We previously covered the woes of Nakumatt – http://www.sagaciresearch.com/sagaretail-news-nakumatt-0618/ but it is not the only Kenyan retailer experiencing financial difficulties at the moment.
Like Nakumatt, Uchumi has a large debt (USD43 million), closed numerous branches (24 out of 40, as of July 2018) and exited the Tanzanian and Ugandan markets. Moreover, its employees are owed months of back pay, and the Kenyan government has refused to countenance a second bailout.
Uchumi was founded by a number of Kenyan state-owned enterprises during the 1970s and listed on the Nairobi Stock Exchange (NSE) in 1992. It was placed in receivership in 2006, before being revived by a government-led rescue effort. It then expanded aggressively and relisted on the NSE in 2011.
Uchumi former chief operating officer Andrew Dixon, who resigned in May 2018, commented “The brand is good but… without cash it is difficult to continue operating.

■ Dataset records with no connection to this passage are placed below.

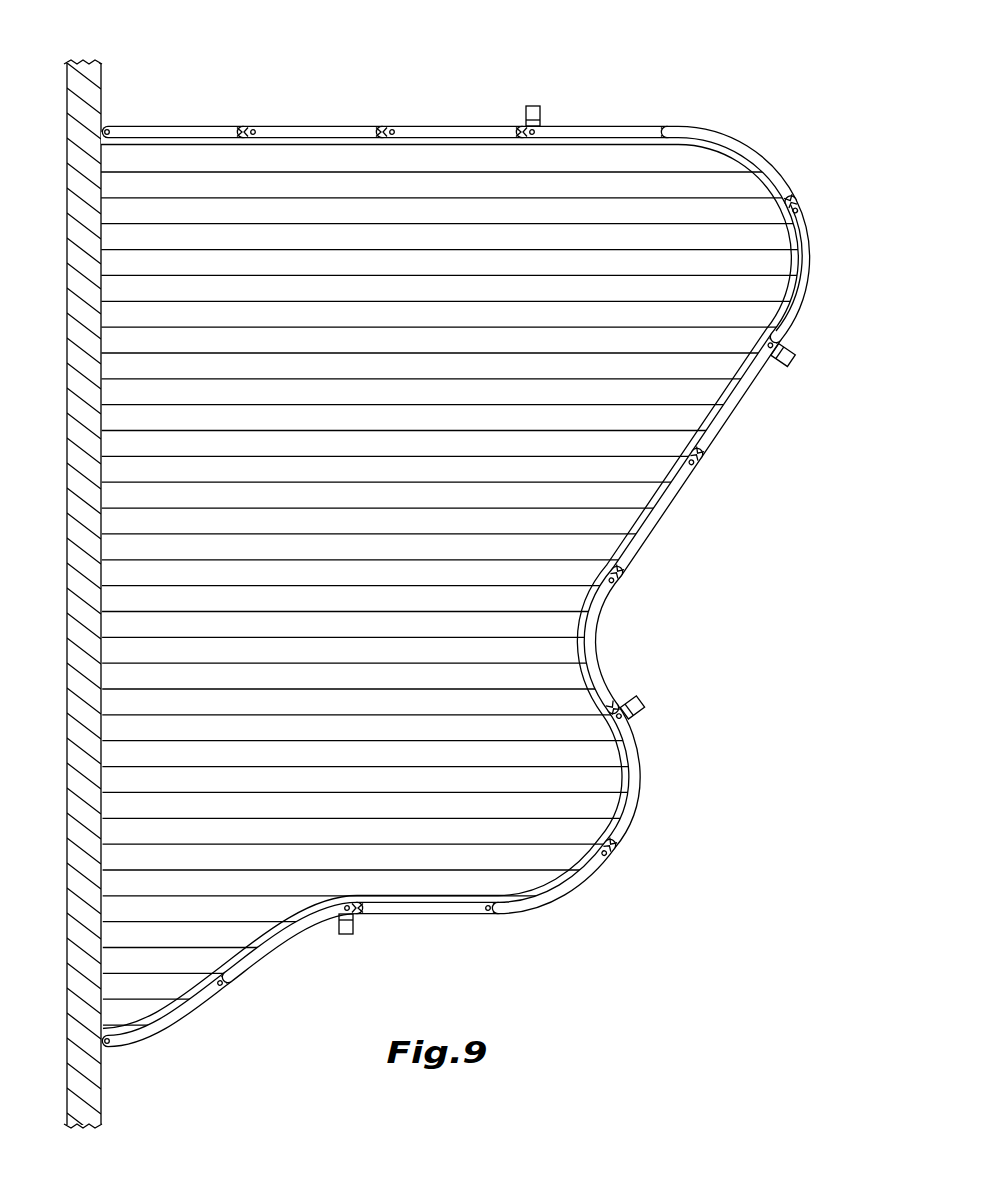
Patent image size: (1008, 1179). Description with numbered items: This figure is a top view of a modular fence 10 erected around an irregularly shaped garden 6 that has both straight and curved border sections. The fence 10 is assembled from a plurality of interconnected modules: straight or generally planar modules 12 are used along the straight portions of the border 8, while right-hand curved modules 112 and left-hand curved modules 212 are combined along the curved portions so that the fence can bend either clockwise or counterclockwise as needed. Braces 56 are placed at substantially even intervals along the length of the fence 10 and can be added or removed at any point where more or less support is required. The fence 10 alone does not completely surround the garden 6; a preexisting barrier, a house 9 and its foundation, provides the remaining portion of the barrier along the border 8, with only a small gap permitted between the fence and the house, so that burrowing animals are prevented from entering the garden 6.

The garden 6 is at (585, 444).
The border 8 is at (795, 260).
The house 9 is at (104, 100).
The fence 10 is at (496, 551).
The straight module 12 is at (181, 126).
The brace 56 is at (532, 105).
The curved module 112 is at (745, 150).
The curved module 212 is at (603, 625).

I left because it lacks investment and was not paying salaries.”
However, CEO Mohamed Ahmed Mohamed maintains that a land sale in Nairobi and the adoption of a franchising strategy can turn around the chain’s fortunes. This would allow third-party retailers to use the Uchumi brand. “Our franchisees will put up stores, which we will manage for a fee, while also earning royalties,” he told The East African in July 2018.